The display was at the corner of 10th Avenue and 24th Street in Manhattan at the site of what was previously a Getty Oil gas station. Shvo purchased the property in 2013 for $23.5 million with plans to turn it into a high end luxury condominiums.

Shvo teamed up with Paul Kasmin Gallery for the installation. It began with small trees on the property before teaming up with François-Xavier Lalanne (who was represented by the gallery). Permission to use Lalanne's work was obtained from his widow, Claude Lalanne.

15 of the sheep on display were from Shvo's personal collection with the remaining supplied by Kasmin. The grounds were transformed into a meadow by using gravel and grass, with the sheep positioned as if they were grazing in the meadow.

==The Getty Residences==

The site was later developed into a high-end luxury condominium named The Getty Residences, with Peter Marino designated as the architect for both the interior and exterior of the project.

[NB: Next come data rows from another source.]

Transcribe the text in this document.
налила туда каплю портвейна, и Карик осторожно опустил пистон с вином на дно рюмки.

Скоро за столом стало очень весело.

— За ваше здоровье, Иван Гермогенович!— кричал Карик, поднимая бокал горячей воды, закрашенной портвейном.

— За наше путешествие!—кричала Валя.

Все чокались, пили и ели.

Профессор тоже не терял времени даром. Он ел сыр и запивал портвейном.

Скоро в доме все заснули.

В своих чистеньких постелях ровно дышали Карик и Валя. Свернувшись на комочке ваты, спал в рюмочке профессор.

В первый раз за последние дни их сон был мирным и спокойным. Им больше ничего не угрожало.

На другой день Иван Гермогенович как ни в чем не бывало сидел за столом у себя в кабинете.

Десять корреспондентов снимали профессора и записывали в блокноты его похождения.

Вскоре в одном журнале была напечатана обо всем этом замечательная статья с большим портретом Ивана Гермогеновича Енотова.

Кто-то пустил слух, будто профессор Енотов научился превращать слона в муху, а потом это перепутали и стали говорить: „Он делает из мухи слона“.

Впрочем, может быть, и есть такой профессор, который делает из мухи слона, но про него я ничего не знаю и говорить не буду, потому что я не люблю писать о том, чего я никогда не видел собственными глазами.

The property is the home of the Lehmann Maupin gallery as well as a private museum owned by J. Tomilson Hill. Maupin paid $27 million for the first and second floors of the building in 2018 with Hill purchasing the third and fourth floors in 2016. The value of the Hill collection is said to be valued at $800 million.

In 2018, the penthouse of the building was sold to Robert F. Smith for $59 million, making it the highest priced purchase on record in Manhattan.